Measurement model for gestational age from four sources of information, study in Londrina, Brazil
METHODS: The study is a population-based case-control where 437 cases are preterm mothers living in Londrina (PR, Brazil), Jun/06-Mar/07, and 402 controls preterm births obtained from a random sample according to the distribution of births per hospital. The last menstrual period (LMP) was obtained through interviews with mothers. The GA reviewed by an obstetrician(GAo), pediatrician(GAp) and USG<20 was obtained from hospital records. The continuous latent variable GA is obtained using structural equation models with maximum likelihood estimator using the software MPlus.

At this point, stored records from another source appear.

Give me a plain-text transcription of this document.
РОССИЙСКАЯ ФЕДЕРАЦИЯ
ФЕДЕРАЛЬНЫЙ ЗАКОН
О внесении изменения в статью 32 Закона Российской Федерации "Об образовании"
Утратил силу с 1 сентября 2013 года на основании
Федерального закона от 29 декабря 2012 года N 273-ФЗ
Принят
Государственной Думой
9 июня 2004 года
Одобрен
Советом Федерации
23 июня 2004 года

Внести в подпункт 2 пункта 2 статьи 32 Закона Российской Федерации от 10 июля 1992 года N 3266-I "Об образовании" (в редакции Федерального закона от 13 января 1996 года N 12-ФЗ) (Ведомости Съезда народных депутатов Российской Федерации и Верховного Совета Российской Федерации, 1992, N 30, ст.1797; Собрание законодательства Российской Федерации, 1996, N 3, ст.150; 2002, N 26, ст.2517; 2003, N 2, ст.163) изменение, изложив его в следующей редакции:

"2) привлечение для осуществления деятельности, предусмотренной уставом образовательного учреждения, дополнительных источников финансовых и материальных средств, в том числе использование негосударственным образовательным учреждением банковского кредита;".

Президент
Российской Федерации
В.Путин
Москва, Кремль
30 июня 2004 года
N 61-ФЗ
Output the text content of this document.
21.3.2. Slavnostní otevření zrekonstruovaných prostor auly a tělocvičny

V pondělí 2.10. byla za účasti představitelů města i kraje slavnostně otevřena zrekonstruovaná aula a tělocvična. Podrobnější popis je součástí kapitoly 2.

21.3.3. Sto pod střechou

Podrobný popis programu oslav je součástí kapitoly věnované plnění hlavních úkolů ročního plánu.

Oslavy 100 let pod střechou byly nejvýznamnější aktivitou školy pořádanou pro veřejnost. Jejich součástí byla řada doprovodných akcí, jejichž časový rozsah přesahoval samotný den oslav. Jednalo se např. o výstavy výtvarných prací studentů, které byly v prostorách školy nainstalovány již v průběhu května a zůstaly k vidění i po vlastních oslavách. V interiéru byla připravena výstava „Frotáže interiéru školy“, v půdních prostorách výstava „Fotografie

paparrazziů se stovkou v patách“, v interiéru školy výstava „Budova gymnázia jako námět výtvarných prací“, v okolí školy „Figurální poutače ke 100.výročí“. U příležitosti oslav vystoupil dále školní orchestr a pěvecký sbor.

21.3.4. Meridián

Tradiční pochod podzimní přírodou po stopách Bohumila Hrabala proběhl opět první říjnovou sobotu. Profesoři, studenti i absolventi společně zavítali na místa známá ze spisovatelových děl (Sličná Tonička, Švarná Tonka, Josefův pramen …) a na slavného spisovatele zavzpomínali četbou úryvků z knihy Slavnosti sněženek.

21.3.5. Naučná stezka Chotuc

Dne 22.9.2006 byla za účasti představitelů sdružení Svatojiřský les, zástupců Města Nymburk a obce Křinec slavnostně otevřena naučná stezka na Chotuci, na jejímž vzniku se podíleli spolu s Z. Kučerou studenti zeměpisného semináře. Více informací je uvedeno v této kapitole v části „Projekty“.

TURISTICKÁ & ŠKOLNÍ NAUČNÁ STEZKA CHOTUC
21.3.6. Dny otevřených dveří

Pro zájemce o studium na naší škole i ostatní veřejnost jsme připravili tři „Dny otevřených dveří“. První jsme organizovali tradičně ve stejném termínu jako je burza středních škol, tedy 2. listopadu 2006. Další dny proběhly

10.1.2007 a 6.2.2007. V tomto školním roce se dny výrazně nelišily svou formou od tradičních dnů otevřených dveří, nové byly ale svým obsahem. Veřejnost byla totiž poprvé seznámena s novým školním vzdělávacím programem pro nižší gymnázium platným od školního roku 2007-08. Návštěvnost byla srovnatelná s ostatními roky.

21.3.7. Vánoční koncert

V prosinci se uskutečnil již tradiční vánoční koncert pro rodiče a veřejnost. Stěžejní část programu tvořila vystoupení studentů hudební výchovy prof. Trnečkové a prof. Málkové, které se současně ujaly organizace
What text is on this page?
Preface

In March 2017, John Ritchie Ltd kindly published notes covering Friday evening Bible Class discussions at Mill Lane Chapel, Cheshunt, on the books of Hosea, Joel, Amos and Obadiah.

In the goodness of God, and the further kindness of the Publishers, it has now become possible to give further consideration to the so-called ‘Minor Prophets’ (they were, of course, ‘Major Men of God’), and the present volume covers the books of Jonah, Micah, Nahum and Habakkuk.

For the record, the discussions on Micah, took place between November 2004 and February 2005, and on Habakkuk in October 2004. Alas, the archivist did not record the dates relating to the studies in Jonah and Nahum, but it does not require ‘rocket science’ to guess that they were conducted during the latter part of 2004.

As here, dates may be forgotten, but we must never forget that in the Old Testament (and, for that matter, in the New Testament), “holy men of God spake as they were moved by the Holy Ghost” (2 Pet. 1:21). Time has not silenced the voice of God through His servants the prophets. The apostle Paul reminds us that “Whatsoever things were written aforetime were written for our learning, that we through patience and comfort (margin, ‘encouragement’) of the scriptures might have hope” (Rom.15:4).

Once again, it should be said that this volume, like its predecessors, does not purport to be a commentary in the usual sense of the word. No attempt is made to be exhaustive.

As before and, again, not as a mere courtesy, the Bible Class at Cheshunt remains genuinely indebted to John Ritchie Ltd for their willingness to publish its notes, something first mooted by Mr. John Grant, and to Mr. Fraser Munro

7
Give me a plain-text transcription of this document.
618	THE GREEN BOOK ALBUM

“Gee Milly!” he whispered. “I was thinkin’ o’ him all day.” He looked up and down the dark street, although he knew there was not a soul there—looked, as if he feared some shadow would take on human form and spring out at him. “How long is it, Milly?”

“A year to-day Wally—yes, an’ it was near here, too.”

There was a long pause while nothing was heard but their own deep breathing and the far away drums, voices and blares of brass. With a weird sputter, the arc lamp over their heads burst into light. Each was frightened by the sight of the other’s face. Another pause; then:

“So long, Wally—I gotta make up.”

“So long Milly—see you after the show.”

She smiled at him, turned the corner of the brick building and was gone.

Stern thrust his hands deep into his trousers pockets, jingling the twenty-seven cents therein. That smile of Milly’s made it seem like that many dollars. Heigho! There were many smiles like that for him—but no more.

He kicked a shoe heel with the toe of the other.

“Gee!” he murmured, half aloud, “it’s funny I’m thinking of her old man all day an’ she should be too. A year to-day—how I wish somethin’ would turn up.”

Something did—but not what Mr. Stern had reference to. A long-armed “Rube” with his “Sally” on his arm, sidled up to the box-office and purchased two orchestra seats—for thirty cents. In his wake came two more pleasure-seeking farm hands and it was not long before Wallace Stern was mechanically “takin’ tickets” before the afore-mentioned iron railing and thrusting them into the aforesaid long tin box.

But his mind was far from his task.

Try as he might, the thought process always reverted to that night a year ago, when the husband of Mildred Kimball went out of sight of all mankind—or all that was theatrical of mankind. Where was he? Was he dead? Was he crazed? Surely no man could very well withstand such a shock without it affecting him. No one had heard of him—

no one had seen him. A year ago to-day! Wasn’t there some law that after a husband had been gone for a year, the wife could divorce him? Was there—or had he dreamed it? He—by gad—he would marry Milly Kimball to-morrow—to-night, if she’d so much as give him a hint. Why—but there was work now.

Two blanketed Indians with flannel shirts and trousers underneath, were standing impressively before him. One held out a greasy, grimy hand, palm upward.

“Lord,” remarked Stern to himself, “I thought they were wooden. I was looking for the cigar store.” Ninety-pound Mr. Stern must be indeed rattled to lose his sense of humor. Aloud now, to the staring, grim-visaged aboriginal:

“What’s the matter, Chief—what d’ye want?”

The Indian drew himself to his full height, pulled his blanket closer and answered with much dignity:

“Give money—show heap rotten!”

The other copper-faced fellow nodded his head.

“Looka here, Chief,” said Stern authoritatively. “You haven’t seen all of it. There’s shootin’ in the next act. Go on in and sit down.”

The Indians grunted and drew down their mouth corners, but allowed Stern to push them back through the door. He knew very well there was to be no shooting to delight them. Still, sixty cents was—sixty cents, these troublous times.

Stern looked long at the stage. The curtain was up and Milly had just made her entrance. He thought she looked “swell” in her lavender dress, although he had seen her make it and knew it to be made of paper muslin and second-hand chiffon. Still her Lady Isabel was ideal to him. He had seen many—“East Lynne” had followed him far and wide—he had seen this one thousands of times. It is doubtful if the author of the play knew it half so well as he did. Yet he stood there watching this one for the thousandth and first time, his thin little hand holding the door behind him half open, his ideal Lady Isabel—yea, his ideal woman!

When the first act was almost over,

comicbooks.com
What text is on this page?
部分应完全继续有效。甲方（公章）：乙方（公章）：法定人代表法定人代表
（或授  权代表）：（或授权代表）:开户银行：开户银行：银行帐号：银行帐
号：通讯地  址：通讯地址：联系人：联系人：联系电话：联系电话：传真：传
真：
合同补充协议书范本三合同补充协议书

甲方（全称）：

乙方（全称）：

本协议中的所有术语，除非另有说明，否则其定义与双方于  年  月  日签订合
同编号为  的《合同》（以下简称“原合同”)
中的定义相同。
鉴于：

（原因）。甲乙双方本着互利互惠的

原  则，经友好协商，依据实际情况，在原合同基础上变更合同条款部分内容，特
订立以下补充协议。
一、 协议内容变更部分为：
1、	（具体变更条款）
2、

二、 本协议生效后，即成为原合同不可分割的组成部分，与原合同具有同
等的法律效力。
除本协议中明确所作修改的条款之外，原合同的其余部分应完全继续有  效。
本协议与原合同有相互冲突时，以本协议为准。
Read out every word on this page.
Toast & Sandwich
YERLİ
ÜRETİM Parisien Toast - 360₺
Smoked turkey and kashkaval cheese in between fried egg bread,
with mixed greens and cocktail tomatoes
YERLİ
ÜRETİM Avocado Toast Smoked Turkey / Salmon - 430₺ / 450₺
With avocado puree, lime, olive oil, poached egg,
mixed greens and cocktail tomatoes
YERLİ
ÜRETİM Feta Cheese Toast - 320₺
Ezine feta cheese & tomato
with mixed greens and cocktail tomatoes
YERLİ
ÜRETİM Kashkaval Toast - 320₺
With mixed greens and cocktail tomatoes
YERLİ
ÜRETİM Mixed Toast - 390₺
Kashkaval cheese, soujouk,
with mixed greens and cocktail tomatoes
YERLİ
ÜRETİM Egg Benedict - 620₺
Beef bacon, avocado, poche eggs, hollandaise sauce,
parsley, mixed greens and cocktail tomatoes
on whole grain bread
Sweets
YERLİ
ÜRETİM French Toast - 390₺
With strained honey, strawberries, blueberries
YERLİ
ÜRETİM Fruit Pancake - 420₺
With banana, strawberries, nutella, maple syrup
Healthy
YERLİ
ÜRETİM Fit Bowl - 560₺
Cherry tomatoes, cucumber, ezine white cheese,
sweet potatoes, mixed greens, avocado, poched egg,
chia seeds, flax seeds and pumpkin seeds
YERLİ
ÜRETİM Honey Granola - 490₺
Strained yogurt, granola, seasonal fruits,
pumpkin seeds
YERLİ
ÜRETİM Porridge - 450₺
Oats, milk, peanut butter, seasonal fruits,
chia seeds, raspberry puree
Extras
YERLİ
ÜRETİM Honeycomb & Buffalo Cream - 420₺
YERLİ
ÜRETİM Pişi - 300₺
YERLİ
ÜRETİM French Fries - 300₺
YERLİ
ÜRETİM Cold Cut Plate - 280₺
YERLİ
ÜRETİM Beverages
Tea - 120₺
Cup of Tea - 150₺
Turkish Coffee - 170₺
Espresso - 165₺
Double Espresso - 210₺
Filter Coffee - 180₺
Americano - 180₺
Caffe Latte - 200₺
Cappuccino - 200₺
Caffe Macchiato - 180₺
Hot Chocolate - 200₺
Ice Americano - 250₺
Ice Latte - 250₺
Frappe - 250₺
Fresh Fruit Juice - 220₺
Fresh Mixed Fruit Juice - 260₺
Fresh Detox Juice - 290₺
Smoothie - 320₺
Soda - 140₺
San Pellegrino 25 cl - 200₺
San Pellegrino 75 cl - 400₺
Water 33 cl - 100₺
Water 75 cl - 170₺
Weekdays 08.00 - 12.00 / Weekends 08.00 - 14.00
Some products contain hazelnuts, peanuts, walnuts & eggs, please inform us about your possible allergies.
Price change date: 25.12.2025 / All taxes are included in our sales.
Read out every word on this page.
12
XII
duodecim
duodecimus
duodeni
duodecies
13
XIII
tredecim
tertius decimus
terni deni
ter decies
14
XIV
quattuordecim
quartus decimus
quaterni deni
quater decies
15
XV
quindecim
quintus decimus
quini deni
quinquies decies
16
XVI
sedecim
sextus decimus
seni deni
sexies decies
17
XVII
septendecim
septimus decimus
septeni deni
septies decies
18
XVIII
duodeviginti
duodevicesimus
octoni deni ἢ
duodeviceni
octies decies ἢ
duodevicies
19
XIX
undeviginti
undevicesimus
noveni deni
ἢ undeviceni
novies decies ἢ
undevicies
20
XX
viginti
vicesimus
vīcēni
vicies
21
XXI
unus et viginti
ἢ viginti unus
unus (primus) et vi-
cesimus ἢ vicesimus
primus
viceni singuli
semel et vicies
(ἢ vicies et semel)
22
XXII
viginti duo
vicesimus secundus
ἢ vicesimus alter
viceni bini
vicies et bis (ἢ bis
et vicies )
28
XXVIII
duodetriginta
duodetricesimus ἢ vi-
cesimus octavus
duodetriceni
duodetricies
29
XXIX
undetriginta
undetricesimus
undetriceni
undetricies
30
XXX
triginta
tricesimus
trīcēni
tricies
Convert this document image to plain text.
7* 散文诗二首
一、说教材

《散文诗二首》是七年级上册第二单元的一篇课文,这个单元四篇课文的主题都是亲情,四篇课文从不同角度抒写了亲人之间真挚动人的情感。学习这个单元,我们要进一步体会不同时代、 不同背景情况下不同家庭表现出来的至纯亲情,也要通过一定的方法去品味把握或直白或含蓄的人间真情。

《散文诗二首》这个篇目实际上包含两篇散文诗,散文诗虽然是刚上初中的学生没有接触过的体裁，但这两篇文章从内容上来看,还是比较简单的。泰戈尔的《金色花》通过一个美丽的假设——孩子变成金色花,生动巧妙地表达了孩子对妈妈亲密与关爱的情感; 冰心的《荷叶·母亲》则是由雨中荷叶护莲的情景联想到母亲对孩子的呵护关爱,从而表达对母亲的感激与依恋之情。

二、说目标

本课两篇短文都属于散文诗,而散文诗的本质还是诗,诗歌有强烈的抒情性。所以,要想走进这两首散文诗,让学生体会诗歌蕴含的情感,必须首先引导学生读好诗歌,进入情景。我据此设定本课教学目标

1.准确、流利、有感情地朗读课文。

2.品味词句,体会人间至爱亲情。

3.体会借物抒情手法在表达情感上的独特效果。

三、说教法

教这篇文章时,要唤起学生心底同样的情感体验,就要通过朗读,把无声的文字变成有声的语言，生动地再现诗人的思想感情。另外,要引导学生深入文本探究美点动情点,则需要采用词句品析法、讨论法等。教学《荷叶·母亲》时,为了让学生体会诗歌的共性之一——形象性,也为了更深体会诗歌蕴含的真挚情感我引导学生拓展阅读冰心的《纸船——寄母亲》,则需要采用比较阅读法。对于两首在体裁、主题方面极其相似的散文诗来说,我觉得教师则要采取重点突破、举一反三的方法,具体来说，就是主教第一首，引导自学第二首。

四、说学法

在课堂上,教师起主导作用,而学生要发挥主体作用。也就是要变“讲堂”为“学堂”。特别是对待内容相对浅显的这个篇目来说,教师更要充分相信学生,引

RESULTS: The percentages of information in all observed individuals were: 91.9% (by LMP), 90.5% (obstetrician), 60.4% (pediatrician), 50.3%(USG<20). The four measures of GA were present in 30.4% of events. The factor loadings in the model for cases are quite high: LMP (0.804,p<0.001); GAo (0.999,p<0.001); GAp (0.949,p<0.001); USG<20 (0.996,p<0.001) and show that the correlation between them are high. The model fit was satisfactory (TLI=0.988, CFI=0.998, RMSEA=0.040). For the controls, the result of the factor loadings: LMP (0.402,p<0.001); GAo (0.997,p<0.001); GAp (0.627,p<0.001); USG<20 (0.981,p<0.001) shows that LMP and GAp differs from GAo and USG<20 but the difference is larger for LMP. The model fit was satisfactory (TLI=0.997, CFI=0.999, RMSEA=0.039). There was greater agreement between the USG<20 and GAo. The agreement between LMP and USG<20 was higher among controls than cases. The agreement between the LMP and USG<20 is higher among preterm infants.
CONCLUSIONS: Although all four measures are subject to measurement errors, the use of latent variables creates a variable for GA without measurement error that can be used in regression analyses. LMP estimative were higher in cases.